Edit: Let f(z)=\frac{e^{zt}}{z^2+\omega ^2}. I need to employ the residue theorem. The denominator can be rewritten into (z-i \omega )(z+i \omega). So the residue at z=i\omega is worth \lim _{z \to i \omega } \frac{e^{zt}}{z+i \omega }=\frac{e^{i \omega t }}{2i \omega}. While the residue at z=-i \omega is worth -\frac{e^{-i \omega t}}{2i \omega }.

 

[vela]

Homework Statement

I'd like to solve a DE using Laplace transform.
\ddot y (t)+\omega ^2 y(t)=f(t) for all t>0.
Initial conditions: y(0)=\dot y (0)=0. The dot denotes the derivative with respect to t.

Homework Equations

\mathbb{L}( \dot y )=s\mathbb{L}( y )-y(0).
Convolution: if h=f*g then H(s)=G(s)F(s).

The Attempt at a Solution

I apply the LT on the DE: s^2 Y(s)-sy(0)-\dot y(0)+\omega ^2 Y(s)=F(s).

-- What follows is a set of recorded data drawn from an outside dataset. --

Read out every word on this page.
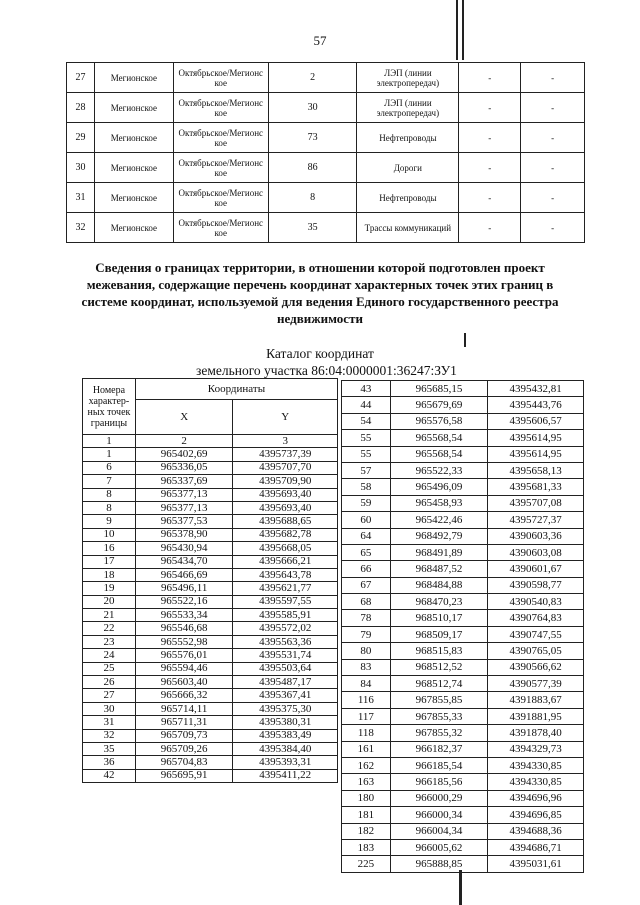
57
27	Мегионское	Октябрьское/Мегионс кое	2	ЛЭП (линии электропередач)	-	-
28	Мегионское	Октябрьское/Мегионс кое	30	ЛЭП (линии электропередач)	-	-
29	Мегионское	Октябрьское/Мегионс кое	73	Нефтепроводы	-	-
30	Мегионское	Октябрьское/Мегионс кое	86	Дороги	-	-
31	Мегионское	Октябрьское/Мегионс кое	8	Нефтепроводы	-	-
32	Мегионское	Октябрьское/Мегионс кое	35	Трассы коммуникаций	-	-
Сведения о границах территории, в отношении которой подготовлен проект межевания, содержащие перечень координат характерных точек этих границ в системе координат, используемой для ведения Единого государственного реестра недвижимости
Каталог координат
земельного участка 86:04:0000001:36247:ЗУ1
Номера характер-ных точек границы	Координаты	
	X	Y
1	2	3
1	965402,69	4395737,39
6	965336,05	4395707,70
7	965337,69	4395709,90
8	965377,13	4395693,40
8	965377,13	4395693,40
9	965377,53	4395688,65
10	965378,90	4395682,78
16	965430,94	4395668,05
17	965434,70	4395666,21
18	965466,69	4395643,78
19	965496,11	4395621,77
20	965522,16	4395597,55
21	965533,34	4395585,91
22	965546,68	4395572,02
23	965552,98	4395563,36
24	965576,01	4395531,74
25	965594,46	4395503,64
26	965603,40	4395487,17
27	965666,32	4395367,41
30	965714,11	4395375,30
31	965711,31	4395380,31
32	965709,73	4395383,49
35	965709,26	4395384,40
36	965704,83	4395393,31
42	965695,91	4395411,22
43	965685,15	4395432,81
44	965679,69	4395443,76
54	965576,58	4395606,57
55	965568,54	4395614,95
55	965568,54	4395614,95
57	965522,33	4395658,13
58	965496,09	4395681,33
59	965458,93	4395707,08
60	965422,46	4395727,37
64	968492,79	4390603,36
65	968491,89	4390603,08
66	968487,52	4390601,67
67	968484,88	4390598,77
68	968470,23	4390540,83
78	968510,17	4390764,83
79	968509,17	4390747,55
80	968515,83	4390765,05
83	968512,52	4390566,62
84	968512,74	4390577,39
116	967855,85	4391883,67
117	967855,33	4391881,95
118	967855,32	4391878,40
161	966182,37	4394329,73
162	966185,54	4394330,85
163	966185,56	4394330,85
180	966000,29	4394696,96
181	966000,34	4394696,85
182	966004,34	4394688,36
183	966005,62	4394686,71
225	965888,85	4395031,61
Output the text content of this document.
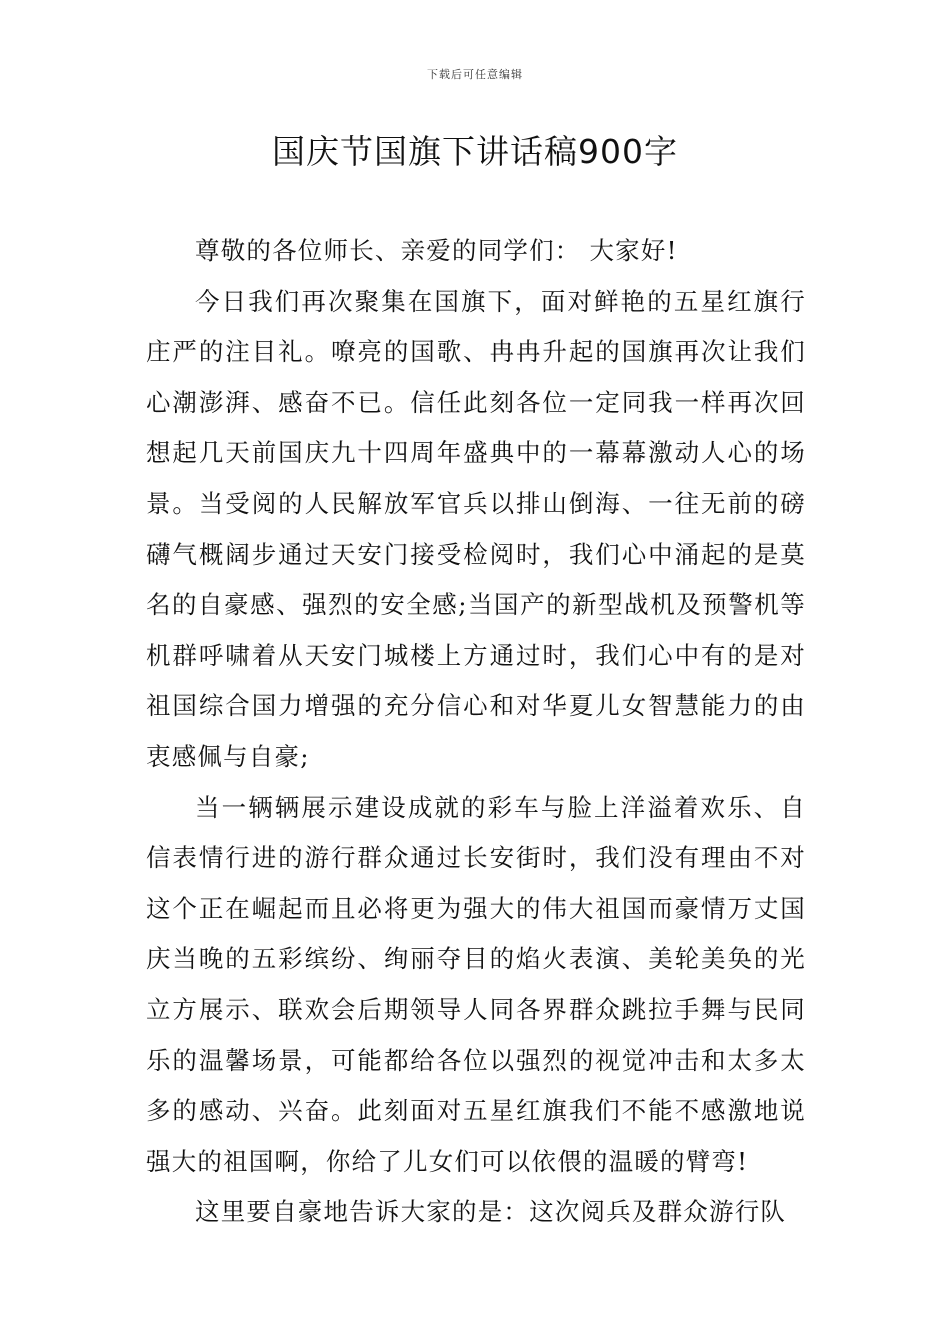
下载后可任意编辑
国庆节国旗下讲话稿900字

尊敬的各位师长、亲爱的同学们： 大家好!

今日我们再次聚集在国旗下，面对鲜艳的五星红旗行庄严的注目礼。嘹亮的国歌、冉冉升起的国旗再次让我们心潮澎湃、感奋不已。信任此刻各位一定同我一样再次回想起几天前国庆九十四周年盛典中的一幕幕激动人心的场景。当受阅的人民解放军官兵以排山倒海、一往无前的磅礴气概阔步通过天安门接受检阅时，我们心中涌起的是莫名的自豪感、强烈的安全感;当国产的新型战机及预警机等机群呼啸着从天安门城楼上方通过时，我们心中有的是对祖国综合国力增强的充分信心和对华夏儿女智慧能力的由衷感佩与自豪;

当一辆辆展示建设成就的彩车与脸上洋溢着欢乐、自信表情行进的游行群众通过长安街时，我们没有理由不对这个正在崛起而且必将更为强大的伟大祖国而豪情万丈国庆当晚的五彩缤纷、绚丽夺目的焰火表演、美轮美奂的光立方展示、联欢会后期领导人同各界群众跳拉手舞与民同乐的温馨场景，可能都给各位以强烈的视觉冲击和太多太多的感动、兴奋。此刻面对五星红旗我们不能不感激地说强大的祖国啊，你给了儿女们可以依偎的温暖的臂弯!

这里要自豪地告诉大家的是：这次阅兵及群众游行队
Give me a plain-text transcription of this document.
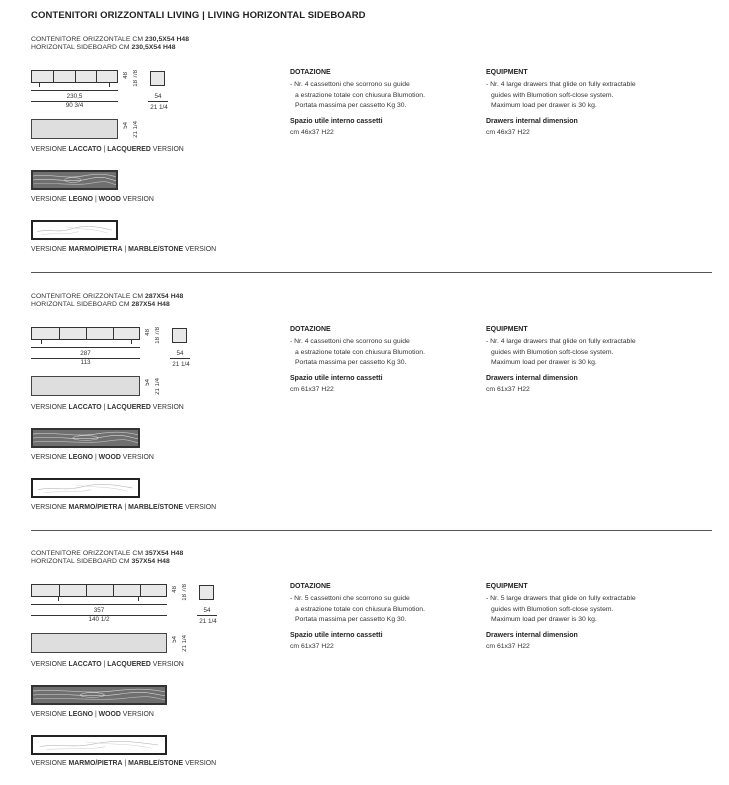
CONTENITORI ORIZZONTALI LIVING | LIVING HORIZONTAL SIDEBOARD
CONTENITORE ORIZZONTALE CM 230,5X54 H48
HORIZONTAL SIDEBOARD CM 230,5X54 H48
48 18 7/8
230,5
90 3/4
54
21 1/4
54 21 1/4
VERSIONE LACCATO | LACQUERED VERSION
VERSIONE LEGNO | WOOD VERSION
VERSIONE MARMO/PIETRA | MARBLE/STONE VERSION
DOTAZIONE
- Nr. 4 cassettoni che scorrono su guide
a estrazione totale con chiusura Blumotion.
Portata massima per cassetto Kg 30.
Spazio utile interno cassetti
cm 46x37 H22
EQUIPMENT
- Nr. 4 large drawers that glide on fully extractable
guides with Blumotion soft-close system.
Maximum load per drawer is 30 kg.
Drawers internal dimension
cm 46x37 H22
CONTENITORE ORIZZONTALE CM 287X54 H48
HORIZONTAL SIDEBOARD CM 287X54 H48
48 18 7/8
287
113
54
21 1/4
54 21 1/4
VERSIONE LACCATO | LACQUERED VERSION
VERSIONE LEGNO | WOOD VERSION
VERSIONE MARMO/PIETRA | MARBLE/STONE VERSION
DOTAZIONE
- Nr. 4 cassettoni che scorrono su guide
a estrazione totale con chiusura Blumotion.
Portata massima per cassetto Kg 30.
Spazio utile interno cassetti
cm 61x37 H22
EQUIPMENT
- Nr. 4 large drawers that glide on fully extractable
guides with Blumotion soft-close system.
Maximum load per drawer is 30 kg.
Drawers internal dimension
cm 61x37 H22
CONTENITORE ORIZZONTALE CM 357X54 H48
HORIZONTAL SIDEBOARD CM 357X54 H48
48 18 7/8
357
140 1/2
54
21 1/4
54 21 1/4
VERSIONE LACCATO | LACQUERED VERSION
VERSIONE LEGNO | WOOD VERSION
VERSIONE MARMO/PIETRA | MARBLE/STONE VERSION
DOTAZIONE
- Nr. 5 cassettoni che scorrono su guide
a estrazione totale con chiusura Blumotion.
Portata massima per cassetto Kg 30.
Spazio utile interno cassetti
cm 61x37 H22
EQUIPMENT
- Nr. 5 large drawers that glide on fully extractable
guides with Blumotion soft-close system.
Maximum load per drawer is 30 kg.
Drawers internal dimension
cm 61x37 H22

Therefore Y(s)=\frac{F(s)}{s^2+\omega ^2 }. Now I can use the convolution property: y(t)=f(t)*\mathbb{L ^{-1}} \left ( \frac{1}{s^2+\omega ^2} \right ).
Unfortunately I do not find the inverse Laplace transform of \left ( \frac{1}{s^2+\omega ^2} \right ) in any table.

It is in the table. Look for $\frac{\omega}{s^2+\omega^2}$. Remember ω is just a constant here.

So it means I must perform the integral \frac{1}{2\pi i }\int _{\sigma -i \infty}^{\sigma + i \infty }e^{st}\frac{1}{s^2+\omega ^2 }ds. Any help for this is appreciated.

Edit: Let f(z)=\frac{e^{zt}}{z^2+\omega ^2}. I need to employ the residue theorem. The denominator can be rewritten into (z-i \omega )(z+i \omega). So the residue at z=i\omega is worth \lim _{z \to i \omega } \frac{e^{zt}}{z+i \omega }=\frac{e^{i \omega t }}{2i \omega}. While the residue at z=-i \omega is worth -\frac{e^{-i \omega t}}{2i \omega }.

So what do you get when you sum those and simplify?

 

[fluidistic]

It is in the table. Look for $\frac{\omega}{s^2+\omega^2}$. Remember ω is just a constant here.

Ok thanks! I'd rather look when I'm done, just for the surprise of getting a good result.

So what do you get when you sum those and simplify?

What I had done is \mathbb{L ^{-1}} \left ( \frac{1}{s^2+\omega ^2} \right )=\frac{1}{2\pi i }\int _{\sigma -i \infty}^{\sigma + i \infty }e^{st}\frac{1}{s^2+\omega ^2 }ds. When performing the complex integral, I had that it's worth 2\pi i \sum _i res f(z). So that the 2 \pi i's terms cancel out. So that the inverse LT of \frac{1}{s^2+\omega^2} should be just what you said, the sum of the residues. This gave me \frac{i}{2\omega } (e^{i\omega t }-e^{-i \omega t })=\frac{i \sin (\omega t)}{\omega}.

Therefore y(t)=f(t)*\frac{i\sin (\omega t )}{\omega}=\int _0 ^t f(t-\tau )i \frac{\sin (\omega \tau)}{\omega}d\tau.
Does this look possible? I'm going to check out the table.

Edit: I'm wrong it seems. I should have found \frac{\sin (\omega t )}{\omega}?

 

[vela]

Yeah, sine has an i in the denominator, so you should have just left it down there. Other than that extra factor of i, your results look good.

 

[fluidistic]

Yeah, sine has an i in the denominator, so you should have just left it down there. Other than that extra factor of i, your results look good.

Thank you vela, I found out the mistake.